At the same time though, only 3% of Black women surveyed were running a “mature” business more than three and a half years old, according to the study that was conducted by professors at Babson College in partnership with the Global Entrepreneurship Monitor.

Fortune magazine wrote that Babson College assistant professor Angela Randolph, who co-authored the research, partly blamed funding for this disparity. Part of the reason, noted Randolph, “is that 61% of Black women entrepreneurs self-fund their ventures, even though only 29% of Black women entrepreneurs belong to a household with total income greater than $75,000.”

This lack of personal capital, along with less access to private funding or loans, means women in general, and Black women in particular, have less money to start and run their own businesses, said Randolph.

Women of colour are the fastest growing group of entrepreneurs

A 2019 study in the U.S. had shown that women of colour are among the fastest growing group of entrepreneurs, accounting for 50% of all women-owned businesses. An estimated 6.4 million women of color-owned businesses employed nearly 2.4 million people and generated $422.5 billion in revenue.

African American women-owned businesses represented the highest rate of growth of any group in the number of firms between 2014 and 2019 as well as between 2018 and 2019. They started 42% of net new women-owned businesses, which is three times their share of the female population (14%).
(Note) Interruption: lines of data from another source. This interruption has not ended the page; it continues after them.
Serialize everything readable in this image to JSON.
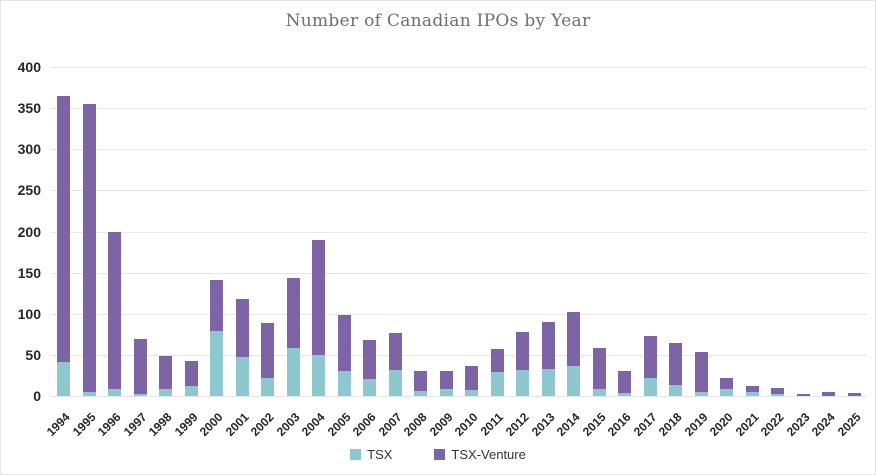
{
  "chart_data": {
    "type": "bar",
    "stacked": true,
    "title": "Number of Canadian IPOs by Year",
    "xlabel": "",
    "ylabel": "",
    "ylim": [
      0,
      400
    ],
    "y_tick_step": 50,
    "y_tick_labels": [
      "0",
      "50",
      "100",
      "150",
      "200",
      "250",
      "300",
      "350",
      "400"
    ],
    "grid": true,
    "legend_position": "bottom",
    "categories": [
      "1994",
      "1995",
      "1996",
      "1997",
      "1998",
      "1999",
      "2000",
      "2001",
      "2002",
      "2003",
      "2004",
      "2005",
      "2006",
      "2007",
      "2008",
      "2009",
      "2010",
      "2011",
      "2012",
      "2013",
      "2014",
      "2015",
      "2016",
      "2017",
      "2018",
      "2019",
      "2020",
      "2021",
      "2022",
      "2023",
      "2024",
      "2025"
    ],
    "series": [
      {
        "name": "TSX",
        "color": "#8fc7ce",
        "values": [
          41,
          5,
          9,
          2,
          9,
          12,
          79,
          48,
          22,
          58,
          50,
          30,
          21,
          32,
          6,
          8,
          7,
          29,
          32,
          33,
          36,
          8,
          4,
          22,
          13,
          5,
          9,
          5,
          2,
          0,
          0,
          0
        ]
      },
      {
        "name": "TSX-Venture",
        "color": "#7d64a4",
        "values": [
          324,
          350,
          190,
          67,
          40,
          30,
          62,
          70,
          67,
          85,
          140,
          68,
          47,
          45,
          25,
          23,
          29,
          28,
          46,
          57,
          66,
          50,
          26,
          51,
          52,
          48,
          13,
          7,
          8,
          3,
          5,
          4
        ]
      }
    ],
    "totals": [
      365,
      355,
      199,
      69,
      49,
      42,
      141,
      118,
      89,
      143,
      190,
      98,
      68,
      77,
      31,
      31,
      36,
      57,
      78,
      90,
      102,
      58,
      30,
      73,
      65,
      53,
      22,
      12,
      10,
      3,
      5,
      4
    ]
  },
  "colors": {
    "grid": "#e7e7e7",
    "axis_text": "#262626",
    "title_text": "#6e6e6e",
    "frame_border": "#e4e4e4"
  }
}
Women and minority-led small businesses hardest hit by the pandemic

However, a recent report by Facebook and the Small Business Roundtable found that minority and women-owned small businesses were hit the hardest by the pandemic and are struggling despite the signs of recovery that the U.S. economy shows.

According to the report, which surveyed more than 35,000 small business owners across 27 countries and territories in February 2021, in the U.S. 22% had closed their businesses. And the problem is bigger for minority-owned businesses where 27% were closed. In the group of minority-owned businesses, Black-owned businesses were the most likely to be closed by a large margin.